Вы все эти основы ментальности ясно осознали, после того как сами пожили на Западе?
– Я долго жил и в Америке, и в Англии, и во Франции, но дело не в Западе, а в том, что я просто думающий, учащийся человек. До сих пор учусь, читаю книги, которые меня интересуют, думаю и пытаюсь понять: почему так устроена жизнь — вот и все. Думают многие, но у нас при этом на одного умного — тысяча дураков или необразованных. Или тех, кто считает, что они все знают. Поэтому наша драма в том, что очень часто нас жизнь живет, а не мы жизнью живем. Классическая драма Обломова. Нам вообще не свойственно быть активными. Это мой брат Никита Сергеевич с таким талантом воспел, высмеял деловитость, Штольца, которого с меня писал, потому что я всегда был прагматиком.

И судя по вашим культурологическим и документальным телепроектам, вы действительно неплохо умеете приспосабливаться к обстоятельствам.
– Я считаю себя мыслящим человеком, а это сорт людей, который приспосабливает к себе природу и приспосабливается к ней сам. То есть меняет то, что может изменить, и не старается поменять то, что не в силах. И я занялся культурологическими проектами, потому что сегодня время не кино, а футбола — все деньги там.

При вашем активном участии кино как искусство набирало силу и пережило кульминацию. Сегодняшний момент развязки свидетельствует, что режиссер давно не главное лицо в кинематографе, главный — продюсер.
– Кино как искусство кончилось.

Вы констатируете смерть?
– Но что ж делать, если это так? Я имею в виду кино в том качестве, в каком оно существовало в 60-е годы. Изменилась публика, которая ходит в кино. Люди, смотревшие раньше Феллини, Бергмана и Антониони теперь сидят дома. В кино бегают 14–15-летние подростки, которые ходят в «Макдональдс» и смотрят американские картины. Мы потеряли рынок, отдали наших зрителей американцам, а они образовали другие мозги и теперь их используют. В 60–70-е годы заметную часть публики составляли интеллектуалы. Но с начала 80-х начался процесс глобализации кинематографа. И Голливуд с каждым годом ориентируется на более молодого зрителя, делая элементарно простые по своему содержанию фильмы. Кино как элитарное зрелище для думающей, читающей публики кончилось, осталось только коммерческое.

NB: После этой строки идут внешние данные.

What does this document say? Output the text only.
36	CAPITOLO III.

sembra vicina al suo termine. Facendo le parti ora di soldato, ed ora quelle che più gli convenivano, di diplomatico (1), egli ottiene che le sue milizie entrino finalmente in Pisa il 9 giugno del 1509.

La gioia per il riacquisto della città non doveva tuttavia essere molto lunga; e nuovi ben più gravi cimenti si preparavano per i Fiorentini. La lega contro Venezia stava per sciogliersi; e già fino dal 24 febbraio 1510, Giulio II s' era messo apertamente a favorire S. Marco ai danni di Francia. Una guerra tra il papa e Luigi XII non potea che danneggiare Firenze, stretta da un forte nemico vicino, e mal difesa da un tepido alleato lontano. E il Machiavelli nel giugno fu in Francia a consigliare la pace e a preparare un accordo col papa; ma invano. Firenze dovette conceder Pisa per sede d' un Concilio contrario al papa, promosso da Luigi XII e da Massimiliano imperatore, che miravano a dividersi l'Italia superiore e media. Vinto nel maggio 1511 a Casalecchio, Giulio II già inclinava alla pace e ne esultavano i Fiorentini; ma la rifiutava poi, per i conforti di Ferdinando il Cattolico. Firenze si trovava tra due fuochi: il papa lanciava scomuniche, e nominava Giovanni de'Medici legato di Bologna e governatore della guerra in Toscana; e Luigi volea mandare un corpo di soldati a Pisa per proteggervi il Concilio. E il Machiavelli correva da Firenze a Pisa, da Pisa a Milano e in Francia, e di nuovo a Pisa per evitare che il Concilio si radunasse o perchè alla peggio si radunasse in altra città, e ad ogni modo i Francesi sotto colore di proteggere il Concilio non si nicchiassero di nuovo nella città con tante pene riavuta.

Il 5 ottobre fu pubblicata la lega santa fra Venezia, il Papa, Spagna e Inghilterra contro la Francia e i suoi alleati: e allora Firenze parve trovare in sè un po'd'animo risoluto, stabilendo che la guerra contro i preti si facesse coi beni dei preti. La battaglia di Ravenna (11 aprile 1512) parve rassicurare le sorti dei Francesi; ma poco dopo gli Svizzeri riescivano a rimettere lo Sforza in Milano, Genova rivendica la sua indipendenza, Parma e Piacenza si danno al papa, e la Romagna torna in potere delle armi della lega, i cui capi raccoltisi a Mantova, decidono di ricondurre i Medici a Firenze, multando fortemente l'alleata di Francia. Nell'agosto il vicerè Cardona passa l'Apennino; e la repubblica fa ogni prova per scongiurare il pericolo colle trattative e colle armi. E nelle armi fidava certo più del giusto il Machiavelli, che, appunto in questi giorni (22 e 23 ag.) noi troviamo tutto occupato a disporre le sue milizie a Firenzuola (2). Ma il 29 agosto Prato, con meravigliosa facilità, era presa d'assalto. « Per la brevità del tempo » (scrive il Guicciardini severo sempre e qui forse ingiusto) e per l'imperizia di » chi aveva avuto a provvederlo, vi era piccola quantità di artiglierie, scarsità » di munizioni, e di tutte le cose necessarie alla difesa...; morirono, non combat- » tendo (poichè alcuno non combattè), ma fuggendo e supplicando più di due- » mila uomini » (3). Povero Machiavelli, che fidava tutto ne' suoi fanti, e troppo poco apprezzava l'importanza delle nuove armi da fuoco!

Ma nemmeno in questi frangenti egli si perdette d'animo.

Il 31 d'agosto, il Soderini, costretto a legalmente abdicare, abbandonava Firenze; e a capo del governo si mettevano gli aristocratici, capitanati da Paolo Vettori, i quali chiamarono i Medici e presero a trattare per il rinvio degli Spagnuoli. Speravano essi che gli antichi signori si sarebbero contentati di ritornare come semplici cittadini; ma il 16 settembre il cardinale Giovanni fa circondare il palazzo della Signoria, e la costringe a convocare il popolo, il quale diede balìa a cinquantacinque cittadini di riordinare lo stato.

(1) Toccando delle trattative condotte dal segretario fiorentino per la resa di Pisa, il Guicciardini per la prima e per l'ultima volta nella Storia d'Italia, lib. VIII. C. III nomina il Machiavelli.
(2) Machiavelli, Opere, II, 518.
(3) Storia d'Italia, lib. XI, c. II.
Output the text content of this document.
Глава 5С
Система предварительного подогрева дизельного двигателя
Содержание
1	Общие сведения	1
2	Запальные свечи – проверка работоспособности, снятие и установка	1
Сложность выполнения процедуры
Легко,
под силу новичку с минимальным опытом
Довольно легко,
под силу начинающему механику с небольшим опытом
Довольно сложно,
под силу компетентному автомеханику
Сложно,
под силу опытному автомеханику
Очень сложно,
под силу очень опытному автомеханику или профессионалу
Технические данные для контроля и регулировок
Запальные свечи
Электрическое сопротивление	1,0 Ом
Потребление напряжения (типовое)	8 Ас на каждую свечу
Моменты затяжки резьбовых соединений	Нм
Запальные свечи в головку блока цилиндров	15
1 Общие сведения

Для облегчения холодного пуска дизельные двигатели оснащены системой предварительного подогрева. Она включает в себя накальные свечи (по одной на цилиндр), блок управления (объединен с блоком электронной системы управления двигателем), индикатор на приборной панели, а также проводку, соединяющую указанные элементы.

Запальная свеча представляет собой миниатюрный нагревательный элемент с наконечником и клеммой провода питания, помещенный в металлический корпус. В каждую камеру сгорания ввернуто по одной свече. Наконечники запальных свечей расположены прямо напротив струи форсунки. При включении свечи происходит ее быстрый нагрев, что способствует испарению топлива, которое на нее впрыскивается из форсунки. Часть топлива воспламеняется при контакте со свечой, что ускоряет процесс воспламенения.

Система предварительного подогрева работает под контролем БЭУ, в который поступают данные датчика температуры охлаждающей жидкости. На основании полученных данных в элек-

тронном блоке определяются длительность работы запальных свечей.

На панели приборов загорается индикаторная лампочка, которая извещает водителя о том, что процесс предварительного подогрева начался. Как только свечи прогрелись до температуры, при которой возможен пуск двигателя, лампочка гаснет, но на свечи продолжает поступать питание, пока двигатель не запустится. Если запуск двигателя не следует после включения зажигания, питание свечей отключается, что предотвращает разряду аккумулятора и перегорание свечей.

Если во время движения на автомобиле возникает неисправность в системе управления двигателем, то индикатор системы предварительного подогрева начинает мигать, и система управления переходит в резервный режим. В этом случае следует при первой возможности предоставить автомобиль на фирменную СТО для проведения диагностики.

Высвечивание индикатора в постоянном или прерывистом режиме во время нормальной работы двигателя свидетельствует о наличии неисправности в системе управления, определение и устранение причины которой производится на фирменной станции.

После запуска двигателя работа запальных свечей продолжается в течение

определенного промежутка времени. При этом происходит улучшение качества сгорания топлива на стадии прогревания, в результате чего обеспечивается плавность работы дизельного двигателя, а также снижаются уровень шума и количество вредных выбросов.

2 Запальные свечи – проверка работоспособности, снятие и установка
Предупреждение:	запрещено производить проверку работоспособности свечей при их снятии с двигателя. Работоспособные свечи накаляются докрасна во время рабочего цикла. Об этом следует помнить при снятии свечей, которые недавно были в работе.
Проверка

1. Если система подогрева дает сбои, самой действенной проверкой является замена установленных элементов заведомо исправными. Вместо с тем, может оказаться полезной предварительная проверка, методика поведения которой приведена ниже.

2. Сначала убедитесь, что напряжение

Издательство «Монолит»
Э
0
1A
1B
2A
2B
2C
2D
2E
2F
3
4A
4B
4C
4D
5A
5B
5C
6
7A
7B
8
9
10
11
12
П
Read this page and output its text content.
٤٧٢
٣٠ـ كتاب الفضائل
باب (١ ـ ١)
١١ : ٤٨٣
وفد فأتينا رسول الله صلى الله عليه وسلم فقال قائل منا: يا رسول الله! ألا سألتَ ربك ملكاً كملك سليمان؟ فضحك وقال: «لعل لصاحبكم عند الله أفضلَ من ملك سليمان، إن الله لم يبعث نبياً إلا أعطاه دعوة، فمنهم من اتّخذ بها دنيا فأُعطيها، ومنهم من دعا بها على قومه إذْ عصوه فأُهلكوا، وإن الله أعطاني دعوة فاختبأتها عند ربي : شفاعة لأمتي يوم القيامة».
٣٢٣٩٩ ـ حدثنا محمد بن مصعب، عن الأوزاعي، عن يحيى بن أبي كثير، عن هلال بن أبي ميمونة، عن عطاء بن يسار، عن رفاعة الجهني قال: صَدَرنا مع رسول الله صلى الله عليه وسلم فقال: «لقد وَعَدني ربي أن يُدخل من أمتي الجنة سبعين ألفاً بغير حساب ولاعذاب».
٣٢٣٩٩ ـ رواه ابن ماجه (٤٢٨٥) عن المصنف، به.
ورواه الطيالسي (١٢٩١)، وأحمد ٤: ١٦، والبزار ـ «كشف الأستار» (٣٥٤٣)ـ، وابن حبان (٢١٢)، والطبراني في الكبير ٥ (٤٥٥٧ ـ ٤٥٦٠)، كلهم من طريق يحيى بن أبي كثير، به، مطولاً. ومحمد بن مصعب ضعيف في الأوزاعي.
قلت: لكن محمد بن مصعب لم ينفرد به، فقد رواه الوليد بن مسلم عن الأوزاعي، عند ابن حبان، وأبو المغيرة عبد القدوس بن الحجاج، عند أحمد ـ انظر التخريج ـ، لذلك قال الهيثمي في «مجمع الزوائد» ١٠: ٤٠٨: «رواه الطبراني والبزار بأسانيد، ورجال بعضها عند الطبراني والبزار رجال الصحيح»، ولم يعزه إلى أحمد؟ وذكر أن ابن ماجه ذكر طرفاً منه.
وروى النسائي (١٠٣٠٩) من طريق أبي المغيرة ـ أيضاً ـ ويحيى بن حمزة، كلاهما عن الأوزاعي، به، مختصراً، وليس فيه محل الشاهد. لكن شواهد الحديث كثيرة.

И каково вам это переживать, ведь вся ваша жизнь связана с кино?
– Ну а что делать? Надо приспосабливаться к объективной реальности. Глупо бороться с ветряными мельницами. Если сейчас нет потребности в определенного рода кинематографе, то и нечего бестолку страдать. Когда в нем имелась потребность, можно было создавать большие картины и зарабатывать на этом деньги. Сегодня такие картины не сделаешь, потому что они соберут мало народу. Значит, надо думать о том, как сделать недорогую картину, и не претендовать на «Сибириаду», условно говоря. Можно сотрудничать с телевидением, снимать картины для ТВ. Заниматься искусством на телевидении дешевле, и это посмотрит много народу. Надо приспосабливаться к обстоятельствам, понимать, что у твоих картин не будет огромной аудитории. Смириться с тем, что отныне ты должен делить свои мысли с небольшим кругом людей, а поэтому делать фильмы с минимальным риском.

Что в этом контексте вы думаете о постмодерне? Это новая коммерческая идеология или такая разновидность искусства?
– Конечно, это идеология, которая пришла с Запада. Постмодернизм — бесконечное западное желание новизны во что бы то ни стало. Отрыв от корней, от мировых традиций, от античности, от великих традиций классицизма, от основ в целом. Самое главное, что постмодерн абсолютно бездуховен, он даже не пытается понять человека и жизнь человеческого духа, чем занималось великое искусство всех веков и народов, а только манипулирует цитатами. Великие художники никогда не будут так писать. Не думаю, что Чехов, предположим, мог бы стать постмодернистом. Постмодернизм — это рынок, на нем можно найти много книжек, которые сейчас читают, но там все меньше и меньше присутствует желание понять человека.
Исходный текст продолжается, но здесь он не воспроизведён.